Unlike many other noble souls who wrote and worked with the principle of sexual equality in mind, Mahatma Gandhi, the father of the nation, sought to bring about a revolutionary change in the status of women in the first half of the 20th century. The views expressed by the Mahatma and the actions undertaken by him may not go entirely with the current times because the times have irreversibly changed but the honesty of the Mahatma, the love and respect he had for women can never be doubted.

The Mahatma on Women

The Mahatma said that women have been suppressed under custom and law for which man was responsible and in the shaping of which she had no hand. Rules of social conduct must be framed by mutual co-operation and consultation. Women have been taught to regard themselves as slaves of men. Women must realize their full status and play their part as equals of men. 
Marriage

Marriage is a sacrament.
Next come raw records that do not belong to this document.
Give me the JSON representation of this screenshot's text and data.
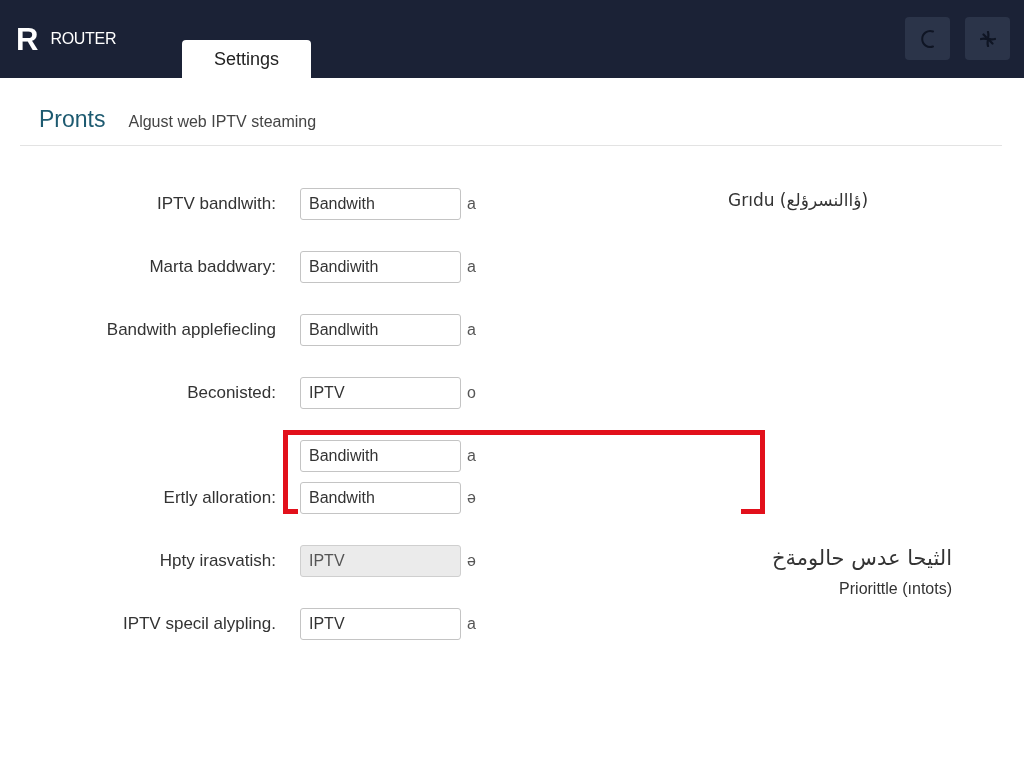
{
  "header": {
    "logo": "R",
    "brand": "ROUTER",
    "tabs": [
      {
        "label": "Settings",
        "selected": true
      }
    ]
  },
  "page": {
    "title": "Pronts",
    "subtitle": "Algust web IPTV steaming"
  },
  "form": {
    "rows": [
      {
        "label": "IPTV bandlwith:",
        "highlighted": false,
        "fields": [
          {
            "value": "Bandwith",
            "unit": "a",
            "disabled": false
          }
        ]
      },
      {
        "label": "Marta baddwary:",
        "highlighted": false,
        "fields": [
          {
            "value": "Bandiwith",
            "unit": "a",
            "disabled": false
          }
        ]
      },
      {
        "label": "Bandwith applefiecling",
        "highlighted": false,
        "fields": [
          {
            "value": "Bandlwith",
            "unit": "a",
            "disabled": false
          }
        ]
      },
      {
        "label": "Beconisted:",
        "highlighted": false,
        "fields": [
          {
            "value": "IPTV",
            "unit": "o",
            "disabled": false
          }
        ]
      },
      {
        "label": "Ertly alloration:",
        "highlighted": true,
        "fields": [
          {
            "value": "Bandiwith",
            "unit": "a",
            "disabled": false
          },
          {
            "value": "Bandwith",
            "unit": "ə",
            "disabled": false
          }
        ]
      },
      {
        "label": "Hpty irasvatish:",
        "highlighted": false,
        "fields": [
          {
            "value": "IPTV",
            "unit": "ə",
            "disabled": true
          }
        ]
      },
      {
        "label": "IPTV specil alypling.",
        "highlighted": false,
        "fields": [
          {
            "value": "IPTV",
            "unit": "a",
            "disabled": false
          }
        ]
      }
    ]
  },
  "aside": {
    "note": "Grıdu (ؤاالنسرؤلع)",
    "callout": {
      "title": "الثيحا عدس حالومةخ",
      "caption": "Priorittle (ıntots)"
    }
  }
}
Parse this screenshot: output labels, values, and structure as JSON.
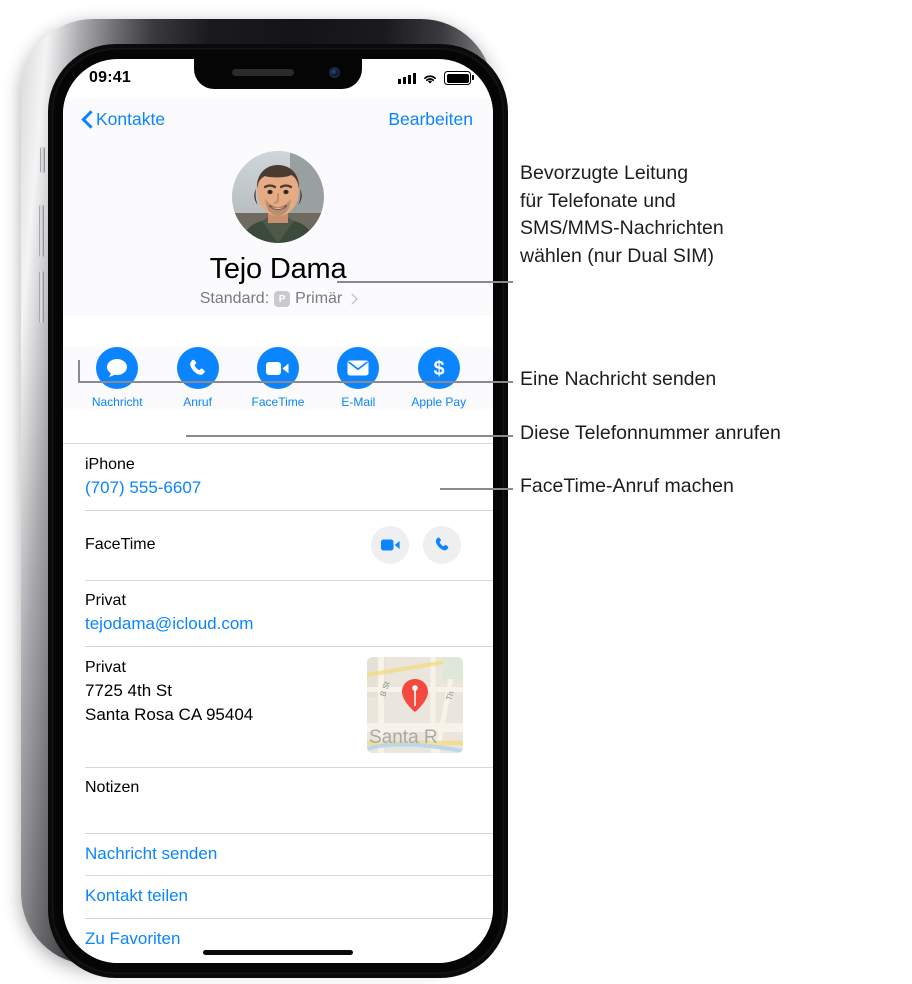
{
  "status_bar": {
    "time": "09:41",
    "signal_icon": "cellular-signal-icon",
    "wifi_icon": "wifi-icon",
    "battery_icon": "battery-icon"
  },
  "nav": {
    "back_label": "Kontakte",
    "back_icon": "chevron-left-icon",
    "edit_label": "Bearbeiten"
  },
  "contact": {
    "avatar_alt": "contact-photo",
    "name": "Tejo Dama",
    "default_prefix": "Standard:",
    "sim_badge": "P",
    "default_line": "Primär",
    "chevron_icon": "chevron-right-icon"
  },
  "actions": [
    {
      "label": "Nachricht",
      "icon": "message-bubble-icon"
    },
    {
      "label": "Anruf",
      "icon": "phone-handset-icon"
    },
    {
      "label": "FaceTime",
      "icon": "video-camera-icon"
    },
    {
      "label": "E-Mail",
      "icon": "envelope-icon"
    },
    {
      "label": "Apple Pay",
      "icon": "dollar-sign-icon"
    }
  ],
  "details": {
    "phone": {
      "label": "iPhone",
      "value": "(707) 555-6607"
    },
    "facetime": {
      "label": "FaceTime",
      "video_icon": "video-camera-icon",
      "audio_icon": "phone-handset-icon"
    },
    "email": {
      "label": "Privat",
      "value": "tejodama@icloud.com"
    },
    "address": {
      "label": "Privat",
      "street": "7725 4th St",
      "city": "Santa Rosa CA 95404",
      "map_icon": "map-pin-icon",
      "map_labels": {
        "street_left": "B St",
        "street_right": "Th",
        "city": "Santa R"
      }
    },
    "notes": {
      "label": "Notizen"
    }
  },
  "links": [
    {
      "label": "Nachricht senden"
    },
    {
      "label": "Kontakt teilen"
    },
    {
      "label": "Zu Favoriten"
    }
  ],
  "callouts": [
    {
      "text": "Bevorzugte Leitung\nfür Telefonate und\nSMS/MMS-Nachrichten\nwählen (nur Dual SIM)"
    },
    {
      "text": "Eine Nachricht senden"
    },
    {
      "text": "Diese Telefonnummer anrufen"
    },
    {
      "text": "FaceTime-Anruf machen"
    }
  ],
  "colors": {
    "accent_blue": "#0a84ff",
    "separator": "#d6d6da",
    "header_bg": "#fbfbfd",
    "leader_line": "#8a8a8e",
    "map_pin": "#f4493f"
  }
}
It is a natural thing in life (Harijan, 22nd March, 1942). Thinking of the state of affairs in our country, very few Indians need marry at the present time. The purpose of marriage is to get progeny but all progeny that is born now is the issue of passion, mean and faithless. Gandhi advised young men not to marry till 25 or 30. He preferred arranged marriages but the young man needs to be consulted by the parents if he is more than 25 (A Handbook of Sarvodaya, Part-2, p55, compiled by Subhash Mehta).
Marriage has become a contract between consenting individuals. It is an artificial fact of life. However, considering the fact that the population of India grew from 23 crores in 1891 to only 25 crores in 1921 and that from 25 crores in 1921 to 36 crores in 1951, a phenomenal increase in the latter period, the Mahatma was duly alarmed by the rapid increase in population and therefore was right in saying that “very few Indians need marry at the present time”. His views on the age at marriage for young men are however relevant to this day. His view that marriages should be arranged by parents and that a young man of more than 25 should be consulted by the parents reflects upon the fact that the Mahatma had a traditional view of life and that he wanted reforms within the tradition.

 The Dowry System

The dowry system is a product of the caste system. The abolition of caste will lead to the abolition of dowry (Harijan, 23rd May, 1936). Demanding dowry is akin to discrediting womanhood. Young men who demand dowry should be excommunicated. Parents of girls should cease to be dazzled by English degrees and should not hesitate to travel outside their little castes and provinces to secure true, gallant young men for their daughters (Young India, 21st June, 1928).
The Mahatma was a very complex personality. He expected the women to play a complementary role in the society and wanted women to scale the highest peaks of life in the female domain, not realizing the fact that the complementary status of women was a product of the caste system. However, when it came to the dowry system, he wanted the abolition of the caste system. He came down on the dowry system very strongly and wanted the dowry demanding husband to be ex-communicated. He advocated inter-caste marriages and expected gallantry or chivalry from men. He wanted women to wait till the ideal suitor comes. The Mahatma had a very sublime and soft view of women and did everything to protect the pleasing side of the traditions.

Widow Remarriage

Widowhood imposed by religion or custom is an unbearable yoke and defiles the home by secret vice and degrades religion. In order to save Hinduism, enforced widowhood must be ridden. Child widows must be duly and well married and not remarried. They were never really married (Young India, 5th August, 1926).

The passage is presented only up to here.